- Born: 1775 Basra, Iraq
- Died: 1853 (aged 77–78) Baghdad, Iraq
- Occupations: Poet, writer
- Notable work: Rawḍ al-khill wa-al-Khalīl

= Abd al-Jalil al-Tabataba'i =

Iraqi writer and poet

Sayyid ʿAbd al-Jalīl al-Ṭabaṭabāʾī (1775–1853) was a poet and writer from Basra, Iraq.

== Biography ==
Sayyid 'Abd al-Jalil ibn Yasin was born in 1775 in Basra, Iraq. As indicated by his epithet, al-Ṭabaṭabāʾī, he came from the family of Tabataba'i, a prestigious Shi'ite family that had produced influential scholars such as Mohammed Kazem Yazdi and Allameh Muhammad Husayn. He spent most of his early life in the city of Basra, and later moved to Zubarah in his adulthood. There, he studied the Islamic religion under a Hanbali scholar, Muhammad ibn Fayruz, who later gave him the authority to transmit hadith in 1769. However, Al-Tabataba'i would eventually leave Zubarah in 1810 after the armies of the First Saudi State invaded Zubarah. He would instead emigrate to the Emirate of Kuwait, where he continued his poetry and writing. He also wrote a poem in praise of the Hanbali jurist Muhammad ibn Abd al-Wahhab, the founder of the Wahhabi movement and a controversial figure that was excommunicated by the contemporary Grand Mufti of Mecca, although he later also wrote poetry in praise of Sufi orders such as the Rifa'iyya, which he was a member of.
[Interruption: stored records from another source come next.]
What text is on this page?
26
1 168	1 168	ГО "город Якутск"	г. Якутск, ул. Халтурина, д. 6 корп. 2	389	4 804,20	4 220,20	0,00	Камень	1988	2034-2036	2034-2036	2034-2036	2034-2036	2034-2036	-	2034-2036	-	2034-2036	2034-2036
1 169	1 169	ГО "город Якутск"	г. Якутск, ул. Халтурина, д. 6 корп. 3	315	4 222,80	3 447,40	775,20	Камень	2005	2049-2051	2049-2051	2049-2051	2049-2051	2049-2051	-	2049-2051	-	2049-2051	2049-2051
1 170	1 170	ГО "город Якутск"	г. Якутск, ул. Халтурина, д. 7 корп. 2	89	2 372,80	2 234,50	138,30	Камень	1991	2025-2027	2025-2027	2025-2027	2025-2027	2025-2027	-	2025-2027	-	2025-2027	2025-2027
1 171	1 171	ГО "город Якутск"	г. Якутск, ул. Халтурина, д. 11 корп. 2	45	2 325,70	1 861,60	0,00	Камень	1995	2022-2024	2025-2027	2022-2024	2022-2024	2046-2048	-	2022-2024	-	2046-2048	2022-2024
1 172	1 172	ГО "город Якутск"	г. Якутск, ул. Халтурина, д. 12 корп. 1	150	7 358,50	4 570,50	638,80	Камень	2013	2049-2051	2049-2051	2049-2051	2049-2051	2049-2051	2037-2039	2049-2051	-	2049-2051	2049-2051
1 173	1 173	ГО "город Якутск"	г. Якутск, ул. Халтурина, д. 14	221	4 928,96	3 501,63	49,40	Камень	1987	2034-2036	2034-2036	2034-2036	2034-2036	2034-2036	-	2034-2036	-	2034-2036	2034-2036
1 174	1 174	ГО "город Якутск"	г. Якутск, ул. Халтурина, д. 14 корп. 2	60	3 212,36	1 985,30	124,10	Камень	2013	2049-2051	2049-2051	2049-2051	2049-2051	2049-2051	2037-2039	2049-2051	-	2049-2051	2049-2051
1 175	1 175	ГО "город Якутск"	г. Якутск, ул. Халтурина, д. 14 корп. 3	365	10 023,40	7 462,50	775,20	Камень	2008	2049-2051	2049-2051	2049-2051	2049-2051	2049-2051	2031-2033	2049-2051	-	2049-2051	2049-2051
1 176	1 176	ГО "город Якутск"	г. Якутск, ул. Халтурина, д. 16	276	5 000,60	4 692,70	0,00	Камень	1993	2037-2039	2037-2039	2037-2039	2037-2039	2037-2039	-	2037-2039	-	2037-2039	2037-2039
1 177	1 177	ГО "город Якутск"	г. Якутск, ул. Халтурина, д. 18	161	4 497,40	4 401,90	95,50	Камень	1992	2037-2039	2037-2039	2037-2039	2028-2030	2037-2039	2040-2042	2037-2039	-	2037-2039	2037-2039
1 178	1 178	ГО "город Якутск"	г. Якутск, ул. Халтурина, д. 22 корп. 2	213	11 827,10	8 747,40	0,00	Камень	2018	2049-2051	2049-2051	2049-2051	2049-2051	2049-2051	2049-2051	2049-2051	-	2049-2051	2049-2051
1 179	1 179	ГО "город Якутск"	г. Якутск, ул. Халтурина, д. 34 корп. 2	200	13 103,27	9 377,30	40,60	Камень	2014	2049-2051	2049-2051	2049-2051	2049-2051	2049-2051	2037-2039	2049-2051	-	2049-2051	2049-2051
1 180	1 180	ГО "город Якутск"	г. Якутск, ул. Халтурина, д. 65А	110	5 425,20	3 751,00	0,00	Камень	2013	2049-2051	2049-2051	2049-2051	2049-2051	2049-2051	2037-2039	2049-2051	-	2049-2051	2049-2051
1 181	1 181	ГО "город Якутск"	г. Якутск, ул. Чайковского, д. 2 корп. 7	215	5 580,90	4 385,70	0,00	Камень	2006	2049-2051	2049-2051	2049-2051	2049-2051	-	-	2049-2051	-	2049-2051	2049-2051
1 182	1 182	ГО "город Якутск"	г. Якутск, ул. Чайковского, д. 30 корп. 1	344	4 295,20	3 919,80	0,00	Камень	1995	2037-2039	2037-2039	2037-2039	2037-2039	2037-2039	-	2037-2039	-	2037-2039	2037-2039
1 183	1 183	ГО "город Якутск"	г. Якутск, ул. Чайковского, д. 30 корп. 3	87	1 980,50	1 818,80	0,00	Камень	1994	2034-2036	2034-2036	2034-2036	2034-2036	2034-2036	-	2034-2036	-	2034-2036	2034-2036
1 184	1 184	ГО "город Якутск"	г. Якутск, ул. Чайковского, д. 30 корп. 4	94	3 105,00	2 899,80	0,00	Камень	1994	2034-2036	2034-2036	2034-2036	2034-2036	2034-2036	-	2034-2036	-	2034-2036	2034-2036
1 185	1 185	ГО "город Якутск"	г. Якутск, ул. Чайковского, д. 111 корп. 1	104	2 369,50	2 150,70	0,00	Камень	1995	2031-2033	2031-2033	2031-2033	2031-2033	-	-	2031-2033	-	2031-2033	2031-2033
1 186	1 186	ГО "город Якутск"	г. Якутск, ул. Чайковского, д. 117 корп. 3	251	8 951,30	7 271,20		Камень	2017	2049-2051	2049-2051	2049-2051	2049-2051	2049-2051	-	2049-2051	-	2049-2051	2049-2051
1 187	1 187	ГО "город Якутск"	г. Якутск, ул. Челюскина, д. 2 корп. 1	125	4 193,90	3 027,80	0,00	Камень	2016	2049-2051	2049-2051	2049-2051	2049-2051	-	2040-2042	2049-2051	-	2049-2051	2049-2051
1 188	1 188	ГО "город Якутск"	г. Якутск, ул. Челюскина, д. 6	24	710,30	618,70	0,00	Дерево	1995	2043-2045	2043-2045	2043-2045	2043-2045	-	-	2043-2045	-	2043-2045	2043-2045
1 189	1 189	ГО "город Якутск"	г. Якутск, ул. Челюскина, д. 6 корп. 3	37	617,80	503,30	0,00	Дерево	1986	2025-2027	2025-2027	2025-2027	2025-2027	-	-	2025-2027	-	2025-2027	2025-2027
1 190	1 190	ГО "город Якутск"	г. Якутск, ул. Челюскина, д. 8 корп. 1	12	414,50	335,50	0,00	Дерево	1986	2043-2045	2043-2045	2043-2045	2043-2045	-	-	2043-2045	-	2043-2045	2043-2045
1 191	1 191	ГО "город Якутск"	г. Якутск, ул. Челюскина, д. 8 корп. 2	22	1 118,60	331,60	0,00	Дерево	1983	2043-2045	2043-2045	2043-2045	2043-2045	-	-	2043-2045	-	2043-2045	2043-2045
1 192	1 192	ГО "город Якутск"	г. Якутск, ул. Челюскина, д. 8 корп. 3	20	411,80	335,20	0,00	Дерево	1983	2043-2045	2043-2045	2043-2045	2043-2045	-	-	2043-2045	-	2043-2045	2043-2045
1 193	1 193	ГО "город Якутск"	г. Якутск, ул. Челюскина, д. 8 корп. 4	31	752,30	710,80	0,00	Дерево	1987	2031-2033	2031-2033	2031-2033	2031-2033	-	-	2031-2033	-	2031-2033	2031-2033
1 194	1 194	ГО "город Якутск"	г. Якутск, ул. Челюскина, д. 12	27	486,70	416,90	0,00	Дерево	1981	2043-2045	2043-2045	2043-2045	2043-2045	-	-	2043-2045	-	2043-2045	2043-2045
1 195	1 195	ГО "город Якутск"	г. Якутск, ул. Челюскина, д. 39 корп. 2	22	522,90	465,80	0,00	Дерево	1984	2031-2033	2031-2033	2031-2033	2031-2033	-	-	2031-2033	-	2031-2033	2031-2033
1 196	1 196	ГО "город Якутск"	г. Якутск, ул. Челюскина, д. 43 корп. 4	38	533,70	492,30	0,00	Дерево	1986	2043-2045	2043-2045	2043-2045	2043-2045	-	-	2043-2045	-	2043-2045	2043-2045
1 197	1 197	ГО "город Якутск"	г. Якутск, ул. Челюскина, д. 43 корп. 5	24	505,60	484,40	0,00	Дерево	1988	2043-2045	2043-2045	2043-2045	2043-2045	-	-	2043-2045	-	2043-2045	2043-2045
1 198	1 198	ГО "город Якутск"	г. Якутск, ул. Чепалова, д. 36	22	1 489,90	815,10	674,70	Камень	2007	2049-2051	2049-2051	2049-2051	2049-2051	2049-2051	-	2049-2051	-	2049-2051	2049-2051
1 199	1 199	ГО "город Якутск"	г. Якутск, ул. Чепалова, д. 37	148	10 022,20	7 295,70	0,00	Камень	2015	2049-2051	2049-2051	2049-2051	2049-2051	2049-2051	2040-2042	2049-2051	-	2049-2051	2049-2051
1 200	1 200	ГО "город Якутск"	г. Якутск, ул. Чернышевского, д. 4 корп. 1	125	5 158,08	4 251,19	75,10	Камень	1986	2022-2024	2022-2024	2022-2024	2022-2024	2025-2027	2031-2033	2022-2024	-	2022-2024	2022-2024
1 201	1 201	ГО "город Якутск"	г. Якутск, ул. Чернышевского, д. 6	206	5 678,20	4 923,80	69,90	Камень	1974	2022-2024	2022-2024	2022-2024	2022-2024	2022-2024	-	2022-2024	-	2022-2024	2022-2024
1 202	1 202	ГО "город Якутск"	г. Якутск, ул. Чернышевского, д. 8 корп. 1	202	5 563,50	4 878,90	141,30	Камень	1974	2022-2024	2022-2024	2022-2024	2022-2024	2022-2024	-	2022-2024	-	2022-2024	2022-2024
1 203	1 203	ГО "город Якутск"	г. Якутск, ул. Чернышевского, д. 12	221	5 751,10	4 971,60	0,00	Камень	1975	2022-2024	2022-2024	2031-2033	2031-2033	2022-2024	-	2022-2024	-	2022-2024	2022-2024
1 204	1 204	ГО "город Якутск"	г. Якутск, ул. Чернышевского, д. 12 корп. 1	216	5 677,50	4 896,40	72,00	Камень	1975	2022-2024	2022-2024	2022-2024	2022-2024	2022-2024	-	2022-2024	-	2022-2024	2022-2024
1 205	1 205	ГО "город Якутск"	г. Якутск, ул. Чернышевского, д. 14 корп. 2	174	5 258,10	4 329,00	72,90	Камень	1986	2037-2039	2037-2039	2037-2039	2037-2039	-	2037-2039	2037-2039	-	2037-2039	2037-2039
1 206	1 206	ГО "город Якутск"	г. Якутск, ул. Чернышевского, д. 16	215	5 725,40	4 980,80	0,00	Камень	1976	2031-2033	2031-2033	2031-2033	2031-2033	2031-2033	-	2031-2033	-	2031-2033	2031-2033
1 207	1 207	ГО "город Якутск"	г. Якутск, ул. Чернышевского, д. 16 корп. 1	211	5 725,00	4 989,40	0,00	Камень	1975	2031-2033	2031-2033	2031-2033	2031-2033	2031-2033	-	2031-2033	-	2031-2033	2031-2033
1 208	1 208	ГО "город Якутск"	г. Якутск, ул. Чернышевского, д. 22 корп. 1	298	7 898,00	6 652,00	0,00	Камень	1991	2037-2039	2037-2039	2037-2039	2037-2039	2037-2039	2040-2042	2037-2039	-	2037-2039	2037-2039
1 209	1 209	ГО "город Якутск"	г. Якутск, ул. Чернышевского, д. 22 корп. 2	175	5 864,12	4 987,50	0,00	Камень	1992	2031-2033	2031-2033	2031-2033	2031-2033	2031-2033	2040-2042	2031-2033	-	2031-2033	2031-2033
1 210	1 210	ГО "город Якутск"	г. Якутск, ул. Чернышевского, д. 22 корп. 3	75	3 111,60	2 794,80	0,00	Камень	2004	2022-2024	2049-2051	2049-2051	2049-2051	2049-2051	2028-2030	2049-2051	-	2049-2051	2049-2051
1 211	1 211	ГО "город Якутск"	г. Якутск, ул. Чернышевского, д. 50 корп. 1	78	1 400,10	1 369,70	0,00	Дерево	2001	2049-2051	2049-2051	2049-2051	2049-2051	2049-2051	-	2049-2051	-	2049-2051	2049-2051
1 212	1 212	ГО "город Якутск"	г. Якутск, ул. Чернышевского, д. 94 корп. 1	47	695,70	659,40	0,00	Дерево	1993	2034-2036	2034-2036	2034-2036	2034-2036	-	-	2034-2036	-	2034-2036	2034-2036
Al-Tabataba'i died in 1853. He was succeeded by a son, Ahmad, a muhaddith who wrote a commentary on the al-Arbaʿīn al-Nawawiyyah. His descendants, who are mostly Sunni with a sizable non-denominational group, currently live in modern day Saudi Arabia as well as Sunni-dominated areas of Iraq and Kuwait.

== Works ==
The only surviving work of Al-Tabataba'i is his compilation of poems, titled the Rawḍ al-khill wa-al-Khalīl. Written during his lifetime in Kuwait, it contains over two hundred poems.